First Nations people in traditional dress at Wanuskewin Heritage Park. Photo by Tim Graham/Sygma/Corbis via Getty Images

Elders of Wahpeton Dakota had long campaigned to have Plains bison reintroduced to their lands as they believed it would bring good fortune to Canada’s First Nations people. When officials at Wanuskewin Heritage Park finally agreed to reintroduce the animals in December 2019, more than 100 years after they were nearly hunted into extinction, it did not take long for something astonishing to happen.

Just eight months after the bison were released, they uncovered a series of ancient rock carvings, or petroglyphs, and the tools used to create them around 1,000 years ago.

The park’s chief archaeologist and co-founder, Ernie Walker, made the discovery with the park’s bison manager Craig Thoms near a spot where the bison take dust baths. When Walker first noticed the grooves cut into the rocks, he assumed that it was a mark made by a modern tool. But brushing the dust away revealed more markings like them, and he realized he was looking at something quite different.

“They were all parallel, all symmetrical,” Walker told the Smithsonian. “It was at that point I realized this [was] actually what is known as a petroglyph. This was intentionally carved.”

In rolling around in the earth, the bison had revealed what is known as a “ribstone”—a 550-pound boulder carving depicting bison’s ribs. Further investigation led to the discovery of three further carvings, one larger stone with a grid carved pattern, a smaller example marked with pits and grooves, and 1,200-pound boulder engraved with lines. Experts have dated the carvings at around 1,000 years old.
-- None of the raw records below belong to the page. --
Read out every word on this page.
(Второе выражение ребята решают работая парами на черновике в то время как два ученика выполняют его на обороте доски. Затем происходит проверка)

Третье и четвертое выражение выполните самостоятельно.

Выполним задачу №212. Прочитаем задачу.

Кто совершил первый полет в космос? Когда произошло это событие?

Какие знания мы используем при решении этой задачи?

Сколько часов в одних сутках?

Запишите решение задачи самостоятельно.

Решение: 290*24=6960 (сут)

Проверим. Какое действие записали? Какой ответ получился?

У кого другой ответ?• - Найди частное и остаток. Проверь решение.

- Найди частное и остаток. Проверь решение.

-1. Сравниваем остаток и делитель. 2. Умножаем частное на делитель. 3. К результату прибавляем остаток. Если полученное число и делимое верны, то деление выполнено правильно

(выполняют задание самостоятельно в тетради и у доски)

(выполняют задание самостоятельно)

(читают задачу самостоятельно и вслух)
“We’d found the detritus of everyday living: broken stone tools and debris from the manufacture of stone tools, bones, charcoal, potsherds, seeds and things like that,” Walker said. “But [we] didn’t find ideas. [We] didn’t find emotions. The petroglyphs brought that. They’re that other dimension. They’re a glimpse into somebody’s hopes and dreams.”

Perhaps the most stunning discovery was a stone knife used to create the petroglyphs as though the artist had just downed their tools mere moments, and not hundreds of years, ago.

“The elders used to tell us when the bison come back, that’s when there’ll be a good change in our history,”  Wahpeton Dakota Elder Cy Standing said. “We’ve been down a long time. But it feels like we are starting the way up.”

The park has a long-standing relationship with the First Nations people whose heritage any archaeological investigations involve. On finding the petroglyphs, the staff invited park elders in to offer spiritual guidance in what to do with what they had found. While First Nations beliefs hold that all rocks are sacred and should not be moved, they conceded that to preserve these unique, ancient carvings, they could be moved into a museum.

“You know, we don’t really know our history. We have oral history,” said Standing, “… but all the books were written after contact. [The petroglyphs] show us more. We had a good life. Our children need to know that so they can go forward.”